In Vaughan, the employee secretly recorded conversations with her managers and colleagues. She made an application to the Tribunal to submit 39 hours of recordings to support her (unsuccessful) claims for discrimination and harassment on grounds of race and/or disability, and detriment suffered for alleged whistleblowing. There were no transcripts of the recordings.

The Judge dismissed the application, because Ms Vaughan refused to transcribe the recordings unless certain unacceptable conditions were met. She could not be specific about the content of the recordings and therefore the Judge could not be satisfied that the recordings were of value. The Judge also felt that admitting the evidence would be disproportionate due to the inevitable time and cost to the employer of reviewing the recordings.

The EAT dismissed Ms Vaughan’s appeal, but questioned the reasoning of the Judge. It felt that the Judge had been right to refuse the application, since neither the recordings nor any transcripts had been made available. However, it allowed Ms Vaughan to make a more focused application, properly supported by transcripts of the material sought to be relied on.

It is clear that this issue is far from resolved. However, employers can take some comfort from the fact that the EAT noted in Vaughan that making secret recordings is a “very distasteful” practice.

Employer Recording and Surveillance

There is no legislation that prohibits recording a face-to-face meeting by a business that is a non-public body. Covert “surveillance” is only regulated when it is carried out by public bodies (e.g. public authorities and the police).

An employer wishing to covertly record meetings with an employee should however consider whether it is acting in breach of the implied term of trust and confidence.

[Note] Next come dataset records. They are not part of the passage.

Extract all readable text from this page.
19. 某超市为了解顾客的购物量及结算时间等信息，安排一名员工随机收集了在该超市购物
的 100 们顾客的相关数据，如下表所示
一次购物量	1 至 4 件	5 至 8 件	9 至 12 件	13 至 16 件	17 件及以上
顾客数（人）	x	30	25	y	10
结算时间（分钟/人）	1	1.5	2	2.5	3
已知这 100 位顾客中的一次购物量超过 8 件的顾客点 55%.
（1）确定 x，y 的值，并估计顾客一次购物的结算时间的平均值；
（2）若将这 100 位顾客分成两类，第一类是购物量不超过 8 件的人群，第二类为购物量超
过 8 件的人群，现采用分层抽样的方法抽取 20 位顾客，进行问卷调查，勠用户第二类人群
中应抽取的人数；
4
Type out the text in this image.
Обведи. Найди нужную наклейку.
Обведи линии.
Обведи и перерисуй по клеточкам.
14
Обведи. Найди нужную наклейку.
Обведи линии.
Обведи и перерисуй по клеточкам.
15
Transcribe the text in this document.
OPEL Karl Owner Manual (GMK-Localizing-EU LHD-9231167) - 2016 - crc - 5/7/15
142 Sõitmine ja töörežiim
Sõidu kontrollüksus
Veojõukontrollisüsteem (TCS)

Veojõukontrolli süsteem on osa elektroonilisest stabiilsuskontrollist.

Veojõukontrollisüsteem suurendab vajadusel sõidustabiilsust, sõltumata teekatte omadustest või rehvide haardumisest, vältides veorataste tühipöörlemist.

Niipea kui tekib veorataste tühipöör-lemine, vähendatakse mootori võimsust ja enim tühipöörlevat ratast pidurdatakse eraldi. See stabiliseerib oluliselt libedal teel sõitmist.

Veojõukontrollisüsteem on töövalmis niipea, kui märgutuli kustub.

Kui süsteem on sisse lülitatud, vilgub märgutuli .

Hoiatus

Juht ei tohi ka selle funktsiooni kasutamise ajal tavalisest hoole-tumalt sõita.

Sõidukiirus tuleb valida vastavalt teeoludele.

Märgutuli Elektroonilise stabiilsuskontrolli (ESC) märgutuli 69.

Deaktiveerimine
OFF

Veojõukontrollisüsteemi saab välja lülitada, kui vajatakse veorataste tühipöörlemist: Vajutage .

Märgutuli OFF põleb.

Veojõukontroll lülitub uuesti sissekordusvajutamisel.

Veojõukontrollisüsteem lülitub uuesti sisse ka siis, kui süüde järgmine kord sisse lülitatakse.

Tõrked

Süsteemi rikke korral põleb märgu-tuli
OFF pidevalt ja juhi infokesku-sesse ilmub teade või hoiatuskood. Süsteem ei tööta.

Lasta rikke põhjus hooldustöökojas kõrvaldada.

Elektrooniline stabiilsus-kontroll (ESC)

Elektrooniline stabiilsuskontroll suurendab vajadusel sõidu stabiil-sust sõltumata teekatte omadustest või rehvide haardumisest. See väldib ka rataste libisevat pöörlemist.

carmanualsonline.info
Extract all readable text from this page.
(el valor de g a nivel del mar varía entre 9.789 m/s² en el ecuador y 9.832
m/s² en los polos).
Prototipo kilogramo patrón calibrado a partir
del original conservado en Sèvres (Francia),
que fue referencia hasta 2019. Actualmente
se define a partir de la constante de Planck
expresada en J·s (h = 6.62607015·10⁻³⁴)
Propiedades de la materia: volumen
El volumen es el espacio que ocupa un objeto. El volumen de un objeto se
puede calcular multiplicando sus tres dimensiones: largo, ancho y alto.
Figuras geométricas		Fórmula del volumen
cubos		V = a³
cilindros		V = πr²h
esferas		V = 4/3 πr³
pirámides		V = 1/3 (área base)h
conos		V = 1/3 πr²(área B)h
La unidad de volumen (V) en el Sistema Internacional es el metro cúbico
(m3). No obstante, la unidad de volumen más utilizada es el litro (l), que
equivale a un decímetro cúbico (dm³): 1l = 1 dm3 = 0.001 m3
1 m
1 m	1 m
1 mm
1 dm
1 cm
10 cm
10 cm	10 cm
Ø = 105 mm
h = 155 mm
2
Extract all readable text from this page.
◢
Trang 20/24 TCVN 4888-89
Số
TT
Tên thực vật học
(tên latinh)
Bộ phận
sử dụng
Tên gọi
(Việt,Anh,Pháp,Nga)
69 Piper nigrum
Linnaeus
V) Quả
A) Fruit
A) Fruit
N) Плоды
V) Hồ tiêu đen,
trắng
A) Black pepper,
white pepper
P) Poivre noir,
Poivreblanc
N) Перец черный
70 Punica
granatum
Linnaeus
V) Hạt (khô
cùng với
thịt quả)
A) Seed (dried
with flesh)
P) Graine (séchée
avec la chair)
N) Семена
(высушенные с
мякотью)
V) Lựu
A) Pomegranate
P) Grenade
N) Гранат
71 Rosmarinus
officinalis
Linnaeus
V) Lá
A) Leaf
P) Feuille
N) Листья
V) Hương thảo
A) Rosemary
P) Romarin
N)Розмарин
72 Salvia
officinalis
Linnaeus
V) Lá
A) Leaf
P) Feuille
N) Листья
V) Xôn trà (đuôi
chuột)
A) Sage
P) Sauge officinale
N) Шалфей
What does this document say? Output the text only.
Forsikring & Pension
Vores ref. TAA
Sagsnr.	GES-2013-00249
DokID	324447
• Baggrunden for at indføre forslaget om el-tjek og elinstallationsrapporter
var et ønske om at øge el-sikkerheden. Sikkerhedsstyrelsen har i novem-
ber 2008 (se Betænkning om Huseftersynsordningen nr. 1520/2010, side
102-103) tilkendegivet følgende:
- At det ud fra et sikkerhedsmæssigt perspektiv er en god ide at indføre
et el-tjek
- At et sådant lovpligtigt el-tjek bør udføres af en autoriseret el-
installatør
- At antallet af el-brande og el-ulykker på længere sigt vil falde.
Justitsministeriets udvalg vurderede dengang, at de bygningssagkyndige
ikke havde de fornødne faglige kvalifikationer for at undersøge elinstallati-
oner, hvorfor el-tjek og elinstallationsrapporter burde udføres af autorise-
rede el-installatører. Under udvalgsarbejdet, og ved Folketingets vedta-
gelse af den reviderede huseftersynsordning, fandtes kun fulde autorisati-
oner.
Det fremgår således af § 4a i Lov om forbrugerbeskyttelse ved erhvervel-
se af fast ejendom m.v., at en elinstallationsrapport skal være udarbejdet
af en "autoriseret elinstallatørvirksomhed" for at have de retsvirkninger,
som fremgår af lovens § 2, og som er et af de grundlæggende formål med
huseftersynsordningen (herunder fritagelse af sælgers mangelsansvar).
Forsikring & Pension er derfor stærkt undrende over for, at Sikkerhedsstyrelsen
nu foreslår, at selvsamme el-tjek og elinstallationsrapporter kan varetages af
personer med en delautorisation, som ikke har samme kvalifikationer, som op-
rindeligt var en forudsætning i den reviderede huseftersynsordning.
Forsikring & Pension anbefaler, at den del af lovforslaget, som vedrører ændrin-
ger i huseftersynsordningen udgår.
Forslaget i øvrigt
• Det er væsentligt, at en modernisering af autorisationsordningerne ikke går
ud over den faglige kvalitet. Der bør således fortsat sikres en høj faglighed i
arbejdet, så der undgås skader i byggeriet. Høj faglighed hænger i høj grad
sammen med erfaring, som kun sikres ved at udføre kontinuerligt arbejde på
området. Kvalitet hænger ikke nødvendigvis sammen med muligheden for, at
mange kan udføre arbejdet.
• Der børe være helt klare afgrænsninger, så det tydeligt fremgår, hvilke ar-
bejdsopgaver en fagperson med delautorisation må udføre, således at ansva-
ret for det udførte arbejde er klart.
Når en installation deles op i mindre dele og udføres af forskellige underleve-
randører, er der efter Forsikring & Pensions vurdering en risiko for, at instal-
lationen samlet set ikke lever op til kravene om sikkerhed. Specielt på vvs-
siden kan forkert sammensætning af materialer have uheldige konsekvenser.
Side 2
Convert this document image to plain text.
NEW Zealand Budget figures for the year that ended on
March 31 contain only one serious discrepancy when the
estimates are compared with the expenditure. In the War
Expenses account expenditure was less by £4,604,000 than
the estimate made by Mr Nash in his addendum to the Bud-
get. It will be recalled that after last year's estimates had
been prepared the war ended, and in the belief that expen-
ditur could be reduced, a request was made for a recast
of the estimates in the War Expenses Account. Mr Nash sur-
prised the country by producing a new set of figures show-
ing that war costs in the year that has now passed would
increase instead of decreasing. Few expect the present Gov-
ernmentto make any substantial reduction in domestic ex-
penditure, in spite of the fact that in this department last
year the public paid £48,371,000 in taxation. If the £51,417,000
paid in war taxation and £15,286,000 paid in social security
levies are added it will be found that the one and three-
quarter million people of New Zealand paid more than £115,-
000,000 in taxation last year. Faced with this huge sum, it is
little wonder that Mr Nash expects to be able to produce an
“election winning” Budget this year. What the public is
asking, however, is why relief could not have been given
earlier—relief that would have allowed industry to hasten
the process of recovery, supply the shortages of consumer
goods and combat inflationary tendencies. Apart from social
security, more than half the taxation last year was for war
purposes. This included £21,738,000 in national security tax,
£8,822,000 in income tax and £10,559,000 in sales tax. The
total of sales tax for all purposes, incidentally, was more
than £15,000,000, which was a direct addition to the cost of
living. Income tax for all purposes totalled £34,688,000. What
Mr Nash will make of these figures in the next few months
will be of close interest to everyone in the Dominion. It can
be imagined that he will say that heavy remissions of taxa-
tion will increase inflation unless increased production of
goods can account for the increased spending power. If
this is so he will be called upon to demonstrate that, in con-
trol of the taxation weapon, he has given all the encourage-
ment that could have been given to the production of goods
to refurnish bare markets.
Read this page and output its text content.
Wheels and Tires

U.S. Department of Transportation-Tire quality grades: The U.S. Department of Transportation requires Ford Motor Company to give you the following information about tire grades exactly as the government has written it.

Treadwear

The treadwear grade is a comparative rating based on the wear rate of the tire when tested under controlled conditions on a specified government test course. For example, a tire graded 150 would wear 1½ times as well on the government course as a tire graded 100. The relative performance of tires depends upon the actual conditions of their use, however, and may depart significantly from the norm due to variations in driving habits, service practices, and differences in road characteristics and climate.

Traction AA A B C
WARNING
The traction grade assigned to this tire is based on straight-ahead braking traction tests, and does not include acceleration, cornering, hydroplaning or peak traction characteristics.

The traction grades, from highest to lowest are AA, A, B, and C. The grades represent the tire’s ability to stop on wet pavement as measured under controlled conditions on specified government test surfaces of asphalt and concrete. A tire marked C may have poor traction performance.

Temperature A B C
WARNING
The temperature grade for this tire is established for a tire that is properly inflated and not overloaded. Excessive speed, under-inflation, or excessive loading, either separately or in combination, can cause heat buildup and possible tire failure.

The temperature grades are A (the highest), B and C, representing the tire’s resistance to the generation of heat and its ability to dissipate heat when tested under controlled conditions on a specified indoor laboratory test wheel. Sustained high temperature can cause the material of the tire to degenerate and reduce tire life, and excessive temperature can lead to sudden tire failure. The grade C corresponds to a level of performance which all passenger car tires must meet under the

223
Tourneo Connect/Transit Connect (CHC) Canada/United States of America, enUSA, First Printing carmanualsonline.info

This provides that an employer must not, without reasonable and proper cause, conduct itself in a manner calculated and likely to destroy or seriously damage the relationship of trust and confidence between employer and employee.

The Employment Practices Data Protection Code highlights that it is rare for covert monitoring of employees in meetings to be justified and it should only be done in exceptional circumstances, such as investigations into suspected criminal activity.

In practical terms, employers who are concerned about covert recordings in the workplace should review their disciplinary procedures to ensure employees are explicitly forbidden from recording hearings. This will assist with establishing clear “ground rules” for the conduct of hearings. When deliberating in private, disciplinary panels might also consider keeping a confidential note of any reasoning if concerned that allegations of discrimination may be made in the future. This note would not form part of the minutes provided to the employee, but could be produced to defend any allegations if litigation ensued.